The concept of price elasticity of demand refers to the degree to which the quantity demanded of a good or service changes in response to a change in its price. When the quantity demanded of a good or service is relatively sensitive to changes in its price, it is said to have a high price elasticity of demand. Conversely, when the quantity demanded of a good or service is relatively insensitive to changes in its price, it is said to have a low price elasticity of demand.
Unitary price elasticity of demand is a specific type of price elasticity of demand that occurs when the percentage change in the quantity demanded of a good or service is exactly equal to the percentage change in its price. In other words, if the price of a good or service increases by 10%, the quantity demanded of that good or service will also decrease by 10%. Similarly, if the price of a good or service decreases by 10%, the quantity demanded of that good or service will also increase by 10%.

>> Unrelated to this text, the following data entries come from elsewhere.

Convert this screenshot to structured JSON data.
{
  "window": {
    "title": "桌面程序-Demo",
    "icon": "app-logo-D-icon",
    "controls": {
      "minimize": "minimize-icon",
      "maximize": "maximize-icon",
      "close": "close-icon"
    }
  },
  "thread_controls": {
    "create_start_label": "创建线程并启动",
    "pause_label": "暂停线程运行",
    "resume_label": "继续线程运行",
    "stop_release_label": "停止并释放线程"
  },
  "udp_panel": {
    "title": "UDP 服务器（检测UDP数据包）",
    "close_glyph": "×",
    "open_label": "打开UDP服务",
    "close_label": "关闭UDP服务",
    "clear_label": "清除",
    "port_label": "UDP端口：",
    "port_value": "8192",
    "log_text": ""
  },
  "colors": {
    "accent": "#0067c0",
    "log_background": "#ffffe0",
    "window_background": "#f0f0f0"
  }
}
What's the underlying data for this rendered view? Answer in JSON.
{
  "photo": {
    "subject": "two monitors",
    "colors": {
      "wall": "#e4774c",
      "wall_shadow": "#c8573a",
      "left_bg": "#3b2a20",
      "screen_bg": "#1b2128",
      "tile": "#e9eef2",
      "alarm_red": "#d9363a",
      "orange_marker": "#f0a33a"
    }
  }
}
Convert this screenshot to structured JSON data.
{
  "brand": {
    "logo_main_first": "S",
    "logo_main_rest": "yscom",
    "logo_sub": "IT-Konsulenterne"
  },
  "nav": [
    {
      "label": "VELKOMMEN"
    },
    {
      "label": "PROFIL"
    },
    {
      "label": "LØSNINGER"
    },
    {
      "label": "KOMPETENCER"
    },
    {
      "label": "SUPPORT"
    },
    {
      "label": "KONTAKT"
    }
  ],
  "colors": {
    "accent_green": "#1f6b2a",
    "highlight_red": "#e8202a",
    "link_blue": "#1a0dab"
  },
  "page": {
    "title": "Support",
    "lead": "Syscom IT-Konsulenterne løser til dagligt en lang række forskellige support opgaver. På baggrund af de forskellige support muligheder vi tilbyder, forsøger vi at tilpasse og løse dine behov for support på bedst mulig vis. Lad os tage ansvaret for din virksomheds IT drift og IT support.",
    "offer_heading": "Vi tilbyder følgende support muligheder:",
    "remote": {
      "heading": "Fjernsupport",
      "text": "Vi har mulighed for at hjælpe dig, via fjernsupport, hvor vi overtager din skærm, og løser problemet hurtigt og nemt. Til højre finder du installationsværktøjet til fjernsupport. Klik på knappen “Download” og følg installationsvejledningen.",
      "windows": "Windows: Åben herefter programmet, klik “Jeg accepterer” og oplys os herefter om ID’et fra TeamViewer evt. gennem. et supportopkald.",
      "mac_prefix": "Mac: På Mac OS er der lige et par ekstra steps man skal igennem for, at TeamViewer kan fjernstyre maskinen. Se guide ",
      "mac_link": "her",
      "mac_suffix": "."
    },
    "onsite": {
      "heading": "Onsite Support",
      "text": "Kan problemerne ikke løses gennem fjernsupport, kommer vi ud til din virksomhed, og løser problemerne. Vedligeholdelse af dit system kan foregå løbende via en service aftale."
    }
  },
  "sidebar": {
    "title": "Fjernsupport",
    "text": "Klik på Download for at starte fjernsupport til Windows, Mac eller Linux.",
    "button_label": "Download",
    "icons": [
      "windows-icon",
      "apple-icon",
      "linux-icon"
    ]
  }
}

Unitary price elasticity of demand is often used as a benchmark for comparing the price elasticity of demand of different goods or services. For example, if the price elasticity of demand for a particular good is less than one, it is said to be inelastic, meaning that the quantity demanded of that good is relatively insensitive to changes in its price. On the other hand, if the price elasticity of demand for a particular good is greater than one, it is said to be elastic, meaning that the quantity demanded of that good is relatively sensitive to changes in its price.
There are several factors that can affect the price elasticity of demand for a particular good or service. These include the availability of substitutes, the importance of the good or service to consumers, the proportion of income that is spent on the good or service, and the length of time over which the price change occurs. For example, goods or services that have many substitutes tend to have a higher price elasticity of demand, as consumers can easily switch to alternative products if the price of the original good or service becomes too high. On the other hand, goods or services that are considered essential or have few substitutes tend to have a lower price elasticity of demand, as consumers may have fewer options for alternative products and may be more willing to pay a higher price to continue using the original good or service.
In conclusion, the concept of unitary price elasticity of demand refers to the degree to which the quantity demanded of a good or service changes in response to a change in its price, with unitary elasticity occurring when the percentage change in the quantity demanded is exactly equal to the percentage change in price. The price elasticity of demand for a particular good or service can be affected by a variety of factors, including the availability of substitutes, the importance of the good or service to consumers, the proportion of income that is spent on the good or service, and the length of time over which the price change occurs.